How to attribute a painting: Adolfo Venturi and the science of connoisseurship


How to attribute a painting: Adolfo Venturi and the science of connoisseurship

In his talk at the conference on the great scholar Adolfo Venturi (Modena, 1856 - Santa Margherita Ligure, 1941), held in 1992, art historian Claudio Strinati recalled how one day Venturi was in Milan visiting the home of Giovanni Morelli, who wanted to show his young colleague his art collection. Strinati recounted how Morelli showed Venturi anAnnunciation (it was actually a Presentation in the Temple), asking him to name the artist who had painted it. Faced with Venturi’s uncertainty, Morelli reportedly responded by teasing him, "But how? It is the work of a Modenese and you don’t recognize it! It is Francesco Bianchi Ferrari." Strinati also recounted how Venturi had tried to redeem himself. He therefore took to analyzing the work in depth, and with an article in which, Strinati said, Venturi destroyed Morelli, he decided to change the attribution of the painting: no longer Francesco Bianchi Ferrari, but a lesser artist, Michele Coltellini. “Certainly one could not confuse the melodious Ferrarese painter with the gnetile master of Correggio,” Venturi wrote. When Morelli, in his will, expressed his wish to leave the works in his collection to theCarrara Academy of Bergamo, he “wrote in his own hand,” next to the subject of the painting, “the name of Michele Coltellini.” And the attribution to Coltellini has remained unchanged to this day.

Michele Coltellini, Presentazione al tempio
Michele Coltellini, Presentation in the Temple (ca. 1500; oil on panel, 82.9 x 60.5 cm; Bergamo, Accademia Carrara)

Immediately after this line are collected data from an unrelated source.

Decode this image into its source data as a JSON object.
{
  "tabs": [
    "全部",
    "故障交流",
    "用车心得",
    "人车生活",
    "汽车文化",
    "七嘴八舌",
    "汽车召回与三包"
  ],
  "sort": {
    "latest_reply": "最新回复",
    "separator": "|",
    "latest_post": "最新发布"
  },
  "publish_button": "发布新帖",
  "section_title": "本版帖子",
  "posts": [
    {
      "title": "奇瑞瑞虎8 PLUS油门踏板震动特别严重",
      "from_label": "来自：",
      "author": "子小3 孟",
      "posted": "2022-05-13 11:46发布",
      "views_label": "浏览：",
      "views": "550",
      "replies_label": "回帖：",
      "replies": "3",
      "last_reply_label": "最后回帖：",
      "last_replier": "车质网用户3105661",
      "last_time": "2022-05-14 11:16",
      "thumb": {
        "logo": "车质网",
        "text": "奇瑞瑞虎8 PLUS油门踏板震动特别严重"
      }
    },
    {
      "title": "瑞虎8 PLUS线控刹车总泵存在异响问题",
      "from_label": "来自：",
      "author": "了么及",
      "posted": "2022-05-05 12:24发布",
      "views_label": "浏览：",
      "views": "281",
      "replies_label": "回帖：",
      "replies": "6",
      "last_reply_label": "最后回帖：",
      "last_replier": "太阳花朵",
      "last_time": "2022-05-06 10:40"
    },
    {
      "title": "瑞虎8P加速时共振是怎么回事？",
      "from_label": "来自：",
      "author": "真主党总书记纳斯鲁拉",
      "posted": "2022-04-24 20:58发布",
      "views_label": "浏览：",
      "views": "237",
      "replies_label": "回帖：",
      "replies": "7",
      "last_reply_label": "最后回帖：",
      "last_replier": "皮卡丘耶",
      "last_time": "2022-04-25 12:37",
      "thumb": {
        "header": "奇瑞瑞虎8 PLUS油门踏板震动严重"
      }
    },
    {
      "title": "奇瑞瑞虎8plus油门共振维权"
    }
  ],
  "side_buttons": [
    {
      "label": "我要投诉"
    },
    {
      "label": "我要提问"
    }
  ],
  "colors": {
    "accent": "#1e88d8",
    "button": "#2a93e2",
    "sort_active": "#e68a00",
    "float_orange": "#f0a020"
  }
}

The anecdote was taken from Adolfo Venturi’s Autobiographical Memoirs, and it is as interesting as ever, because it gives us a way to shed light on how in those years (we are at the end of the 19th century) the foundations were being laid for the birth of a method destined to radically change the discipline of art history in Italy. In order to refute Morelli’s attribution, Venturi had performed acareful analysis of the painting, coming to the conclusion that certain motifs, such as the bony figures, the elongated hands, the particular shade of red used for the robes, and the ways of tucking in the drapery, were characteristic of Michele Coltellini’s solutions. An attribution formulated, as Venturi himself would have written, “by dint of stylistic findings.” However, it is necessary to point out how, in order to give support to his theses, Venturi had in any case conducted research on historical documentation: this research was fruitless, because the then young scholar had not been able to find any documents on the painting, but it was nevertheless an indication that, with Venturi, the method for advancing hypotheses on attributions was changing in Italy.

Adolfo Venturi
Adolfo Venturi. Photo from Memofonte
Although Venturi had recalled how many people joked with Giovanni Morelli’s “orecchiuta criticism,” at the same time he pointed out that some merits should be attributed to the senator, first and foremost that of having fostered an increase in art history studies thanks to a method that, although marked by a high margin of error, had produced good results. Venturi therefore, albeit veiledly, acknowledged that attributional techniques, with Morelli, had known a certain degree of refinement. Pietro Toesca (Pietra Ligure, 1877 - Rome, 1962), a pupil of Venturi’s as well as his great admirer, in his master’s funeral commemoration, going over the names of those who had contributed to the formation of his method, recalled that the Morellian method had one essential quality, that of “obliging one to observe strictly the work of art in its form.” In-depth observation of the original work, borrowed from the Morellian method, is central to Venturi’s method: his favorite motto was “see and see again,” and we also find it stamped on the medal his students gave him when he retired from teaching in 1931. However, the relative affinity of view that the scholar had with Giovanni Battista Cavalcaselle, who compared to Morelli could boast of having the ability to frame an artist’s work in a broad context, led Adolfo Venturi to consider the work of art as an expression of a complex to which it was inextricably linked. To the stylistic analysis it was necessary, therefore, to add ahistorical analysis that had a single and precise purpose: to use the words of Pietro Toesca, “to reconstruct, with a historian’s spirit, what was properly the artistic culture whence the works of art had arisen, and within which the appearance of the great masters might seem less sudden.”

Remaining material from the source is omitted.